Wellbeing in this world isn’t an opportunity to fundamentally remodel politics; it’s a conceptual device to promote existing opinions.  Nic Marks, for example, at this event used wellbeing to argue that localism and further devolution of power was a good idea.  Personally, I can’t see what wellbeing adds to this debate – and I certainly can’t see that being pro-wellbeing should make you a localist.  I can imagine lots of public health advocates claiming that they believe in the importance of wellbeing and also noting the importance of national and international policy decisions on issues like alcohol.  Minimum unit pricing only really makes sense as a national policy, for example.  I’m not sure O’Donnell, with his view of policymaking and desire for a national wellbeing index, would agree with Marks either.

The most frustrating element of the event for me, though, was the lack of discussion around the potential role of a technocratic elite in making these decisions about what wellbeing might be and how it should be promoted.  David Halpern, the founder of the Behavioural Insights Team (better known as the Nudge Unit) originally within the Cabinet Office, revealingly stated that we’re often not very good at predicting what will make use happy.  He seemed to suggest that with better analysis and data we could get advice on making all sorts of decisions.  But giving that kind of advice really does mean having an idea of ‘eudaimonia’ agreed by society.  If analysts are to advise us on what makes us fulfilled, they’d surely need some kind of assumption about what fulfilment means for people in Britain.
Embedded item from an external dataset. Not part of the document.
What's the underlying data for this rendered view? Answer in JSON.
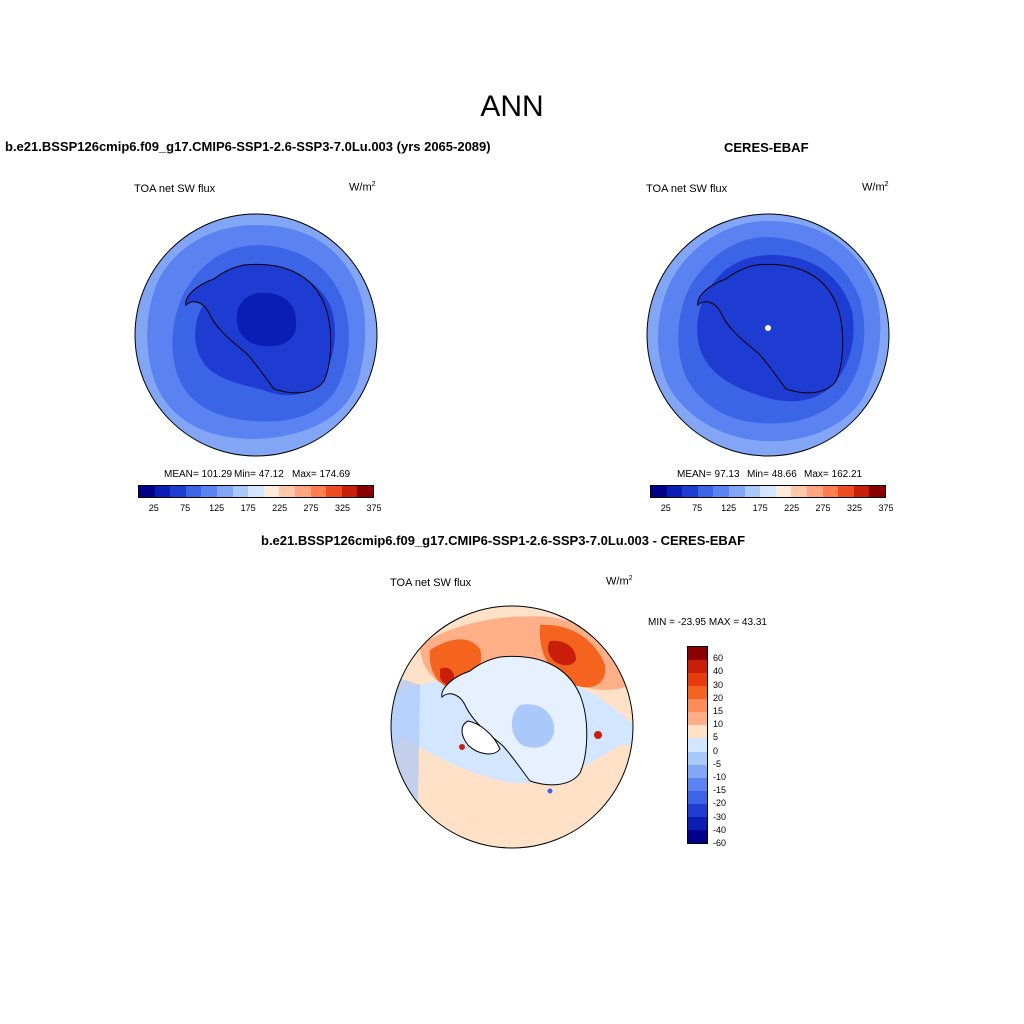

And here’s the rub, and the key point of why GDP isn’t so bad after all – or, actually, why thinking in terms of money isn’t so bad.  (And I’m in the uncomfortable position of having to agree with Chris Snowdon on this – see p.92 on the value of economic growth here.)

The attraction of money – unless you’re modelling yourself on Silas Marner prior to the arrival of Eppie – is that you can exchange it for things you want.  You might spend £20,000 on a car.  I would think that to be mad, but it might make you ‘happy’ and ‘fulfilled’, and increase your ‘wellbeing’.  Money is a means to the end of individual fulfilment; wellbeing is that end – but to try to work out what it is for everyone seems to me to be a little fruitless.

Moreover, one of the dangers of focusing on wellbeing is that it misses the important point that money is a form of power.  The panellists suggested that we needed to focus on people who didn’t have high wellbeing rather than people who weren’t well off, but that leads me to worry (and this isn’t a particularly original thought) that we would be ignoring legitimate questions about the justice of the distribution of society’s rewards.  Money might not be everything, but it is something worth talking about.


Of course, politics isn’t – and shouldn’t be – simply about improving people’s financial lot, but the vision proposed at Senate House last Wednesday didn’t strike me as being any better.  The idea of wellbeing foregrounds issues of values, and we shouldn’t duck debates about these by thinking we can somehow resolve issues with a new all-encompassing ‘number’.